Yes, you can also use the diagonalization for shifted solves (or the Schur form for non-Hermitian matrices). But, as I commented above, Hessenberg factorization is cheaper than diagonalization — in fact, a Hessenberg factorization is the first step of typical diagonalization algorithms.

For example:

julia> using LinearAlgebra, BenchmarkTools

julia> A = rand(1000,1000); A = Symmetric(A'A); # random SPD matrix;

julia> @btime eigen($A);
  85.904 ms (13 allocations: 23.25 MiB)

julia> @btime hessenberg($A);
  27.752 ms (7 allocations: 7.90 MiB)

RoyiAvital · March 11, 2024, 5:10pm

@stevengj , Can’t argue with Math and when it is backed by empirical metrics as you showed.

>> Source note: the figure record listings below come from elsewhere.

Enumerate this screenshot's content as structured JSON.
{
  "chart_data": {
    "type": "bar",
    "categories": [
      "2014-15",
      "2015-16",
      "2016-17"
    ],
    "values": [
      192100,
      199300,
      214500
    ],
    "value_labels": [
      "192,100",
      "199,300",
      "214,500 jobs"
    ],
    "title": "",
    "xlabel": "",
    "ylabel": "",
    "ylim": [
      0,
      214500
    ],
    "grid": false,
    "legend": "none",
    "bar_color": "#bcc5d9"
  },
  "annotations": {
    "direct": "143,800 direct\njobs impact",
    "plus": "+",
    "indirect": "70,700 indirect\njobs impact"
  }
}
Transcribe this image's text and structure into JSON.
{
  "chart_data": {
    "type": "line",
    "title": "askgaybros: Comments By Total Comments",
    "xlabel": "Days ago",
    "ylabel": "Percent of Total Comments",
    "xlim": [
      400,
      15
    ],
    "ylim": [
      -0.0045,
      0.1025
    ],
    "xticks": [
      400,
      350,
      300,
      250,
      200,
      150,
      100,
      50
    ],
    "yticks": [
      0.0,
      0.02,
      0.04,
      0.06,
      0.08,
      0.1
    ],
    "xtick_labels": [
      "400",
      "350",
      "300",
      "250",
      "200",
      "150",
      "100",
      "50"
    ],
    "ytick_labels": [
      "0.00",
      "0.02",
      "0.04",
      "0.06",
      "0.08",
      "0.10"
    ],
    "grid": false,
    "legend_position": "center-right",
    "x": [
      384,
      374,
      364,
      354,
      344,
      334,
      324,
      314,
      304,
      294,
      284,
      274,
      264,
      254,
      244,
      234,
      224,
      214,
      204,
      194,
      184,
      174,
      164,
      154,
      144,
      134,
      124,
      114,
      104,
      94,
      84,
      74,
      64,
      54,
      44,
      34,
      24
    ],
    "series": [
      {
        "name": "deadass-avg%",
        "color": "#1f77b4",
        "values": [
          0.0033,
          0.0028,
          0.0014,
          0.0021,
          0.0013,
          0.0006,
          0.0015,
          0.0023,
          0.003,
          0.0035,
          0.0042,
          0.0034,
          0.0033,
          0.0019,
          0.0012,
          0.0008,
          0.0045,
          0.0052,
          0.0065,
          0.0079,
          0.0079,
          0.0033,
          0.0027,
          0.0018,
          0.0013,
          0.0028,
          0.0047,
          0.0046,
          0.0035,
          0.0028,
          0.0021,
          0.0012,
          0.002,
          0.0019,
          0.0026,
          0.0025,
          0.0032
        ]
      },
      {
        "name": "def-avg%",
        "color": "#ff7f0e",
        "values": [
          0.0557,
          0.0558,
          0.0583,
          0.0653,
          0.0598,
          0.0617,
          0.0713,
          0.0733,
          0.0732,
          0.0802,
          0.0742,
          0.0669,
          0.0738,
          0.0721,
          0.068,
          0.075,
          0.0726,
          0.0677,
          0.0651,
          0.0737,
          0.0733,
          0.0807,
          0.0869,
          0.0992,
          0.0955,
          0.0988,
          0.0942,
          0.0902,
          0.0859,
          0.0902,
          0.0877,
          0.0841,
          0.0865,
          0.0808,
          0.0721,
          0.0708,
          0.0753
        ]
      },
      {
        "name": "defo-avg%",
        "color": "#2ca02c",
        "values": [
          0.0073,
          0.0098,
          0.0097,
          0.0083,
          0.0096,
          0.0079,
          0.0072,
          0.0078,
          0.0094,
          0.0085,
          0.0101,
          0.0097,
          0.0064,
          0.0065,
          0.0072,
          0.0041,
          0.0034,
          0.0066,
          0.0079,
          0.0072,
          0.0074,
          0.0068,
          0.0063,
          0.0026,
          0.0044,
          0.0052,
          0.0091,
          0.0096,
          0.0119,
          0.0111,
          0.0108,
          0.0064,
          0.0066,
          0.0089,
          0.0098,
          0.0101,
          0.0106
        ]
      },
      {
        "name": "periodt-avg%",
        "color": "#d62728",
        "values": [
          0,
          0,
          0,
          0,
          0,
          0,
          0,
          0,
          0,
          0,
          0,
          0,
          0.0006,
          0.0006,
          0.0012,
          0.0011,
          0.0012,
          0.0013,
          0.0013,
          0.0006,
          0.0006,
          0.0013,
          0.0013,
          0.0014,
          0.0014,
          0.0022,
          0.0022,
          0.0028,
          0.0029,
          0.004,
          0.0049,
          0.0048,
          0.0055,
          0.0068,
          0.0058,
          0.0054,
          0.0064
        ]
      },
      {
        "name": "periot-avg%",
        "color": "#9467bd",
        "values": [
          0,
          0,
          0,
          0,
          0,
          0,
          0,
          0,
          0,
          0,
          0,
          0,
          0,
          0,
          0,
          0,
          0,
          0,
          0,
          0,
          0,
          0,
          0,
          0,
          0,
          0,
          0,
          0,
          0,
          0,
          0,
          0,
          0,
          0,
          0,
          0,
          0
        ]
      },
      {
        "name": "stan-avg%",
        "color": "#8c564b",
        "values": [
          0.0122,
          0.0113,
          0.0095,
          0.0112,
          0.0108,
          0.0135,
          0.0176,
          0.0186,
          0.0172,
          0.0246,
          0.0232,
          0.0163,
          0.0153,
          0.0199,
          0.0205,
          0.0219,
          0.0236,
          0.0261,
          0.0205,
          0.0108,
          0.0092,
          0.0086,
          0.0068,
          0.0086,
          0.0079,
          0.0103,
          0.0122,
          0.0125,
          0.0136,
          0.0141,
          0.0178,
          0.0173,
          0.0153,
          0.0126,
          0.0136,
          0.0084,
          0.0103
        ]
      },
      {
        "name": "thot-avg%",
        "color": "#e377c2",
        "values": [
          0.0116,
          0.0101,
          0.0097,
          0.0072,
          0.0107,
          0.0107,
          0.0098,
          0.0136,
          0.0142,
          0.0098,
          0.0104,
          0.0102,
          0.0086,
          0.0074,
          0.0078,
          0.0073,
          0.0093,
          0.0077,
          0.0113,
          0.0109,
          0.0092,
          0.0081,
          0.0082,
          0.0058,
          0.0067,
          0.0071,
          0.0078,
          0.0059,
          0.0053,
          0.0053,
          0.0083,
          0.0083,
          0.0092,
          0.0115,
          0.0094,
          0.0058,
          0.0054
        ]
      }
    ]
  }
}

Yet the solution to the above problem is 2 steps solution:

The one time decomposition.
The solution per \alpha.

For (1) going the path you suggested is clearly faster.
Do you agree that for (2) the Eigen Decomposition approach will be faster?

Let’s say (2) is done N times.

So in order to balance (1) one need N to be large enough so the gain (Smaller) in (2) will balance the deficit in (1).

This probably has to do to with the dimensions of the matrix and the value of N.
The OP should try on his own problem and make the right choice.

stevengj · March 11, 2024, 5:22pm

Depends. I agree that a diagonal solve is faster than a tridiagonal solve (although both of them might be so fast that other parts of the computation dominate, depending on what else you are doing).

But there is also the representation of Q, especially if this must be applied at each shift (if your vectors are changing too, not just the shift). For dense matrices, I don’t think there is any particular advantage one way or the other. But if the matrix is banded (as the original poster’s is), and you implemented banded Hessenberg (which so far has not been done, but hopefully will be some day), then the Hessenberg Q can be expressed as an O(n) product of Givens rotations. Whereas the diagonalization’s Q is significantly more expensive (since to get a sparse representation you’d need to store all the steps of your QR algorithm or whatever diagonalization algorithm you are using).

stevengj · March 11, 2024, 5:31pm

Actually, it looks like they have an internal tridiagonalization routine that exposes the Givens rotations.

amontoison · April 15, 2024, 5:52am

@rvaradhan
I have a special implementation of CG in Krylov.jl dedicated to multiple shifts: Hermitian positive definite linear systems · Krylov.jl

If the convergence is slow, you can use the Cholesky decomposition of A (without shift) as a preconditioner.